Everything should work as expected, and as a bonus, Attributors now also have a .inactive function to compute second order gradients within the with block. There's also a new rule from (Dombrowski et. al., 2019) to change the gradient of ReLU to its smooth variant in order to deal with its otherwise zero (and undefined at zero) second order gradients.
Hey @HeinrichAD
I am done with the PR and would like to merge. If you have not checked already, you can see if it works for you as expected. A preview of the documentation is also available here. Otherwise I will just merge.
Hi @chr5tphr, I will try to find some time tomorrow.
Hi @chr5tphr,
First thank you for your effort!
Code
In general, the code looks good. It also works as I expected. Only one thing is confussion me: The output of your example code from the issue #142 generates a complete different output than before (for the 2nd derivative).

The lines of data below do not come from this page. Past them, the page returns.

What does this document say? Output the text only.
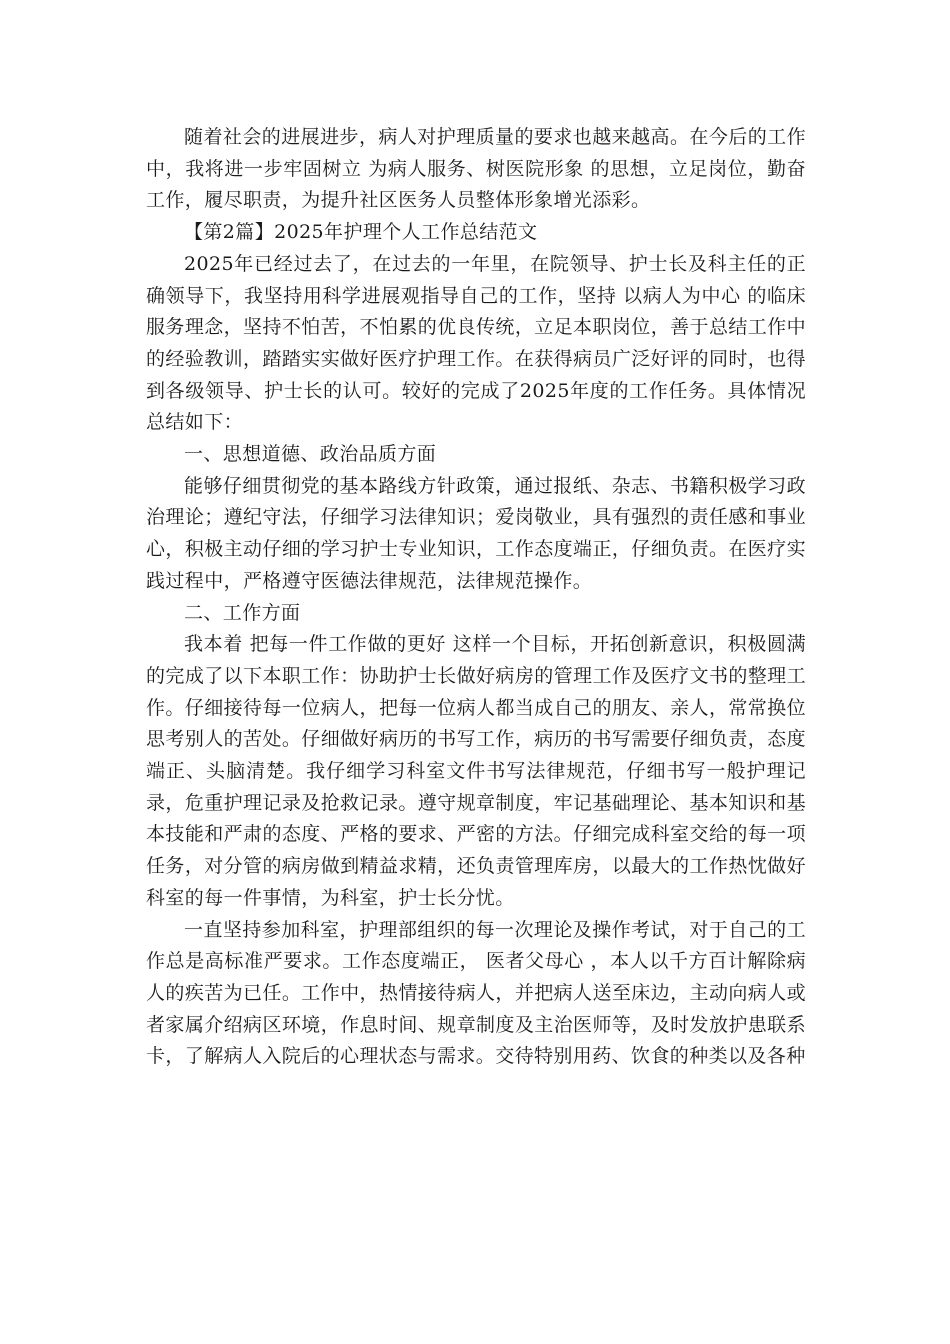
随着社会的进展进步，病人对护理质量的要求也越来越高。在今后的工作中，我将进一步牢固树立 为病人服务、树医院形象 的思想，立足岗位，勤奋工作，履尽职责，为提升社区医务人员整体形象增光添彩。

【第2篇】2025年护理个人工作总结范文

2025年已经过去了，在过去的一年里，在院领导、护士长及科主任的正确领导下，我坚持用科学进展观指导自己的工作，坚持 以病人为中心 的临床服务理念，坚持不怕苦，不怕累的优良传统，立足本职岗位，善于总结工作中的经验教训，踏踏实实做好医疗护理工作。在获得病员广泛好评的同时，也得到各级领导、护士长的认可。较好的完成了2025年度的工作任务。具体情况总结如下：

一、思想道德、政治品质方面

能够仔细贯彻党的基本路线方针政策，通过报纸、杂志、书籍积极学习政治理论；遵纪守法，仔细学习法律知识；爱岗敬业，具有强烈的责任感和事业心，积极主动仔细的学习护士专业知识，工作态度端正，仔细负责。在医疗实践过程中，严格遵守医德法律规范，法律规范操作。

二、工作方面

我本着 把每一件工作做的更好 这样一个目标，开拓创新意识，积极圆满的完成了以下本职工作：协助护士长做好病房的管理工作及医疗文书的整理工作。仔细接待每一位病人，把每一位病人都当成自己的朋友、亲人，常常换位思考别人的苦处。仔细做好病历的书写工作，病历的书写需要仔细负责，态度端正、头脑清楚。我仔细学习科室文件书写法律规范，仔细书写一般护理记录，危重护理记录及抢救记录。遵守规章制度，牢记基础理论、基本知识和基本技能和严肃的态度、严格的要求、严密的方法。仔细完成科室交给的每一项任务，对分管的病房做到精益求精，还负责管理库房，以最大的工作热忱做好科室的每一件事情，为科室，护士长分忧。

一直坚持参加科室，护理部组织的每一次理论及操作考试，对于自己的工作总是高标准严要求。工作态度端正， 医者父母心 ，本人以千方百计解除病人的疾苦为已任。工作中，热情接待病人，并把病人送至床边，主动向病人或者家属介绍病区环境，作息时间、规章制度及主治医师等，及时发放护患联系卡，了解病人入院后的心理状态与需求。交待特别用药、饮食的种类以及各种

Same code generates now this output:

NOTE: I do not know which output is correct.
Typos
Since my IDE already points this out for me, here is a list of typos:
- CONTRIBUTING.md#50 numpy codestyle
- docs/source/index.rst#5 Propagation
- docs/source/getting-started.rst#149 instantiate
- docs/source/how-to/visualize-results.rst#444 accessed
- docs/source/how-to/write-custom-canonizer.rst#113 torch
- docs/source/tutorial/image-...ipynb section 3.2 cell 1 line 10 gamma
- src/zennit/core.py#165 lengths
- tests/test_attribution.py#91 preferred
- tests/test_attribution.py#140 SmoothGrad
- tests/test_canonizers.py#120 AttributeCanonizer
- tests/test_canonizers.py#141 whether
- shared/scripts/palette_fit.py#48 brightness
Also sometimes it's layer-wise relevance propagation and sometimes layerwise relevance propagation.
Hey @HeinrichAD
thanks a lot again for your feedback.
In general, the code looks good. It also works as I expected. Only one thing is confussion me: The output of your example code from the issue #142 generates a complete different output than before (for the 2nd derivative).

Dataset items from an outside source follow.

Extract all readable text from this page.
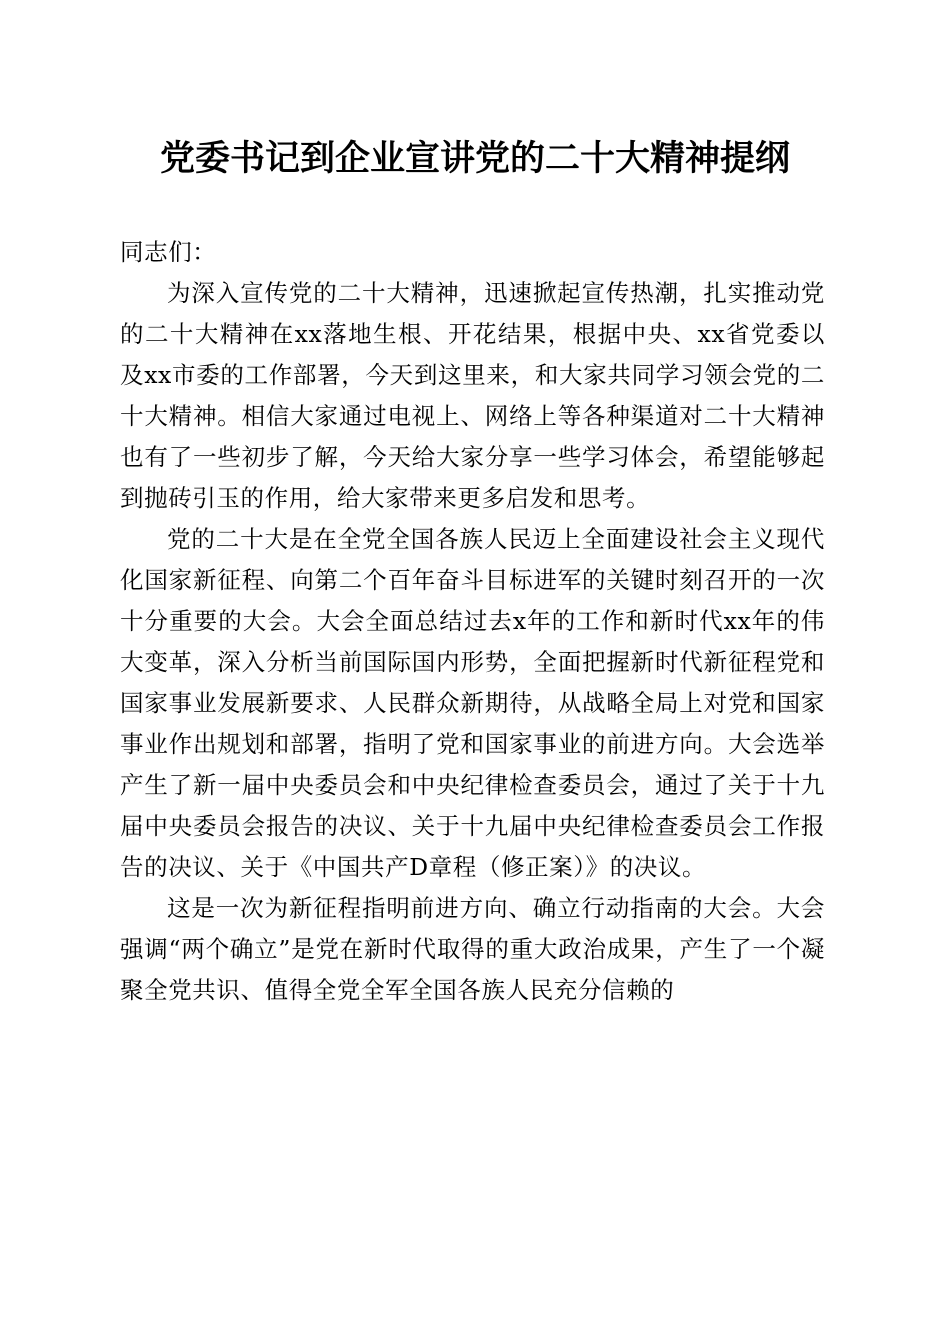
党委书记到企业宣讲党的二十大精神提纲

同志们：

为深入宣传党的二十大精神，迅速掀起宣传热潮，扎实推动党的二十大精神在xx落地生根、开花结果，根据中央、xx省党委以及xx市委的工作部署，今天到这里来，和大家共同学习领会党的二十大精神。相信大家通过电视上、网络上等各种渠道对二十大精神也有了一些初步了解，今天给大家分享一些学习体会，希望能够起到抛砖引玉的作用，给大家带来更多启发和思考。

党的二十大是在全党全国各族人民迈上全面建设社会主义现代化国家新征程、向第二个百年奋斗目标进军的关键时刻召开的一次十分重要的大会。大会全面总结过去x年的工作和新时代xx年的伟大变革，深入分析当前国际国内形势，全面把握新时代新征程党和国家事业发展新要求、人民群众新期待，从战略全局上对党和国家事业作出规划和部署，指明了党和国家事业的前进方向。大会选举产生了新一届中央委员会和中央纪律检查委员会，通过了关于十九届中央委员会报告的决议、关于十九届中央纪律检查委员会工作报告的决议、关于《中国共产D章程（修正案）》的决议。

这是一次为新征程指明前进方向、确立行动指南的大会。大会强调“两个确立”是党在新时代取得的重大政治成果，产生了一个凝聚全党共识、值得全党全军全国各族人民充分信赖的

Same code generates now this output:
NOTE: I do not know which output is correct.
The first version was actually wrong. The problem was that BasicHook, within the backward function, when using torch.autograd.grad, did not set create_graph=True, which meant that the gradient was only computed such that the contribution-weighting of the input was handled like a constant. This means that the resulting second order gradient was not computed through the whole model, but just the first layer. This is why the gradient also looked so clean; it was just a difference of the contribution in the first layer (divided by x).
Typos
Since my IDE already points this out for me, here is a list of typos:
* CONTRIBUTING.md#50 numpy codestyle * docs/source/index.rst#5 Propagation * docs/source/getting-started.rst#149 instantiate * docs/source/how-to/visualize-results.rst#444 accessed * docs/source/how-to/write-custom-canonizer.rst#113 torch * docs/source/tutorial/image-...ipynb section 3.2 cell 1 line 10 gamma * src/zennit/core.py#165 lengths * tests/test_attribution.py#91 preferred * tests/test_attribution.py#140 SmoothGrad * tests/test_canonizers.py#120 AttributeCanonizer * tests/test_canonizers.py#141 whether * shared/scripts/palette_fit.py#48 brightnessAlso sometimes it's layer-wise relevance propagation and sometimes layerwise relevance propagation.
I will add a quick follow-up PR to fix these, since many files where not touched in this PR, and I prefer to not touch files for typos etc. if there was no change in that file.
Thank you for the explanation. In this case the PR gets a ready to go from my side 😄.